Rocznica uwięzienia kardynała Wyszyńskiego w Stoczku Warmińskim

2022-10-10 13:20:00(ost. akt: 2022-10-11 09:23:08)
Stoczek Klasztorny

Stoczek Klasztorny

Autor zdjęcia: Ewa Lubińska

Do Stoczka Klasztornego pod Lidzbarkiem Warmińskim 12 października 1953 r. pod osłoną nocy przywieziono Kardynała Stefana Wyszyńskiego. W 69. rocznicę tego wydarzenia w sanktuarium odbędzie się skromna uroczystość.
Obchody 69. rocznicy uwięzienia bł. Stefana Wyszyńskiego w Stoczku Klasztornym zaplanowano na środę 12 października. Rozpoczną się o godz. 16.30 różańcem, który poprowadzą uczniowie Szkoły Podstawowej im.

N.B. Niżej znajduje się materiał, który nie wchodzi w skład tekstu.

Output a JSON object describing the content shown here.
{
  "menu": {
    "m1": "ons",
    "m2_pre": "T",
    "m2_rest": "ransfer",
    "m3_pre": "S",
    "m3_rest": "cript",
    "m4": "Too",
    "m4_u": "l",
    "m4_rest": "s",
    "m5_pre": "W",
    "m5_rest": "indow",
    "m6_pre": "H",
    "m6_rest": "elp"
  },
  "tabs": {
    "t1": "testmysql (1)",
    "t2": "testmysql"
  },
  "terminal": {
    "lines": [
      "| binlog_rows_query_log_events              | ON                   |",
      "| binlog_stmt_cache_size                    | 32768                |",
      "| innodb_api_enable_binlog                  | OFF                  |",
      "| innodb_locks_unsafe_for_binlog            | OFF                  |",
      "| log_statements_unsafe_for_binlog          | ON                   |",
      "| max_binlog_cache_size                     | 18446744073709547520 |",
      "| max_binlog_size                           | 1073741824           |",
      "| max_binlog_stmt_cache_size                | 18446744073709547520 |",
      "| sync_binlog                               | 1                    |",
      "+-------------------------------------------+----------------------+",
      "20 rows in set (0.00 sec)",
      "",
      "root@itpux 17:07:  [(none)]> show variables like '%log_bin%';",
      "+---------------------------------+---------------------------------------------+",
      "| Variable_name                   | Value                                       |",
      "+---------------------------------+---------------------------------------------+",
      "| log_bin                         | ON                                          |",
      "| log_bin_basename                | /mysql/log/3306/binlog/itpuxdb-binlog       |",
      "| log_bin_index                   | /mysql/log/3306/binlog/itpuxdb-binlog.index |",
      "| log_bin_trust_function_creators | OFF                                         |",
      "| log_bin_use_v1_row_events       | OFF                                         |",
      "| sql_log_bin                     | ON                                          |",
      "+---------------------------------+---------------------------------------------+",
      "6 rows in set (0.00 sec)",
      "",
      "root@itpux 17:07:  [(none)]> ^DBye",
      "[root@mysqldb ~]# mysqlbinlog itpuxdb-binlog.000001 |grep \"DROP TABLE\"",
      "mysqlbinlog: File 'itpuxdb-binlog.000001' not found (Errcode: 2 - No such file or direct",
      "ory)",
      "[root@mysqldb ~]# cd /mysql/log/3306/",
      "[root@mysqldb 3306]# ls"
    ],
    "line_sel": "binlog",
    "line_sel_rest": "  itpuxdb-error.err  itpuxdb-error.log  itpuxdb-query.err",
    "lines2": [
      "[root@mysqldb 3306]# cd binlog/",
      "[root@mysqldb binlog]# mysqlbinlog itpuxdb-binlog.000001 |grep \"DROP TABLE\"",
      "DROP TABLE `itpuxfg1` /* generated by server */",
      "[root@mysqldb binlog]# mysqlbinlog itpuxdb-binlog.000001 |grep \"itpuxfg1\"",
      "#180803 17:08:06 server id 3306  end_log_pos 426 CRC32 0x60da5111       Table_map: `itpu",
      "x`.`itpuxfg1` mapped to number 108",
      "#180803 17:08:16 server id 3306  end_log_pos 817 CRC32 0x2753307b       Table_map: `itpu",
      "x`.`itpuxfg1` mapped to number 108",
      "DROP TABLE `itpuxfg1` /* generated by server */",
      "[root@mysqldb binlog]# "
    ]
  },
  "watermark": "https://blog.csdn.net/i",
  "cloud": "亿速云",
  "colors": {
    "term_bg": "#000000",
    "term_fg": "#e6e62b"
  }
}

Kardynała Stefana Wyszyńskiego w pobliskim Runowie.

O godz. 17.00 zaplanowano mszę świętą z okolicznościową homilią, Liturgię Słowa (czytanie, psalm, modlitwa wiernych), a po mszy program słowno-muzyczny pod tytułem „Kocham Ojczyznę więcej niż własne serce”, który przygotują uczniowie ze Szkoły Podstawowej Stowarzyszenia Przyjaciół Szkół Katolickich im. Stefana Kardynała Wyszyńskiego w Smolajnach.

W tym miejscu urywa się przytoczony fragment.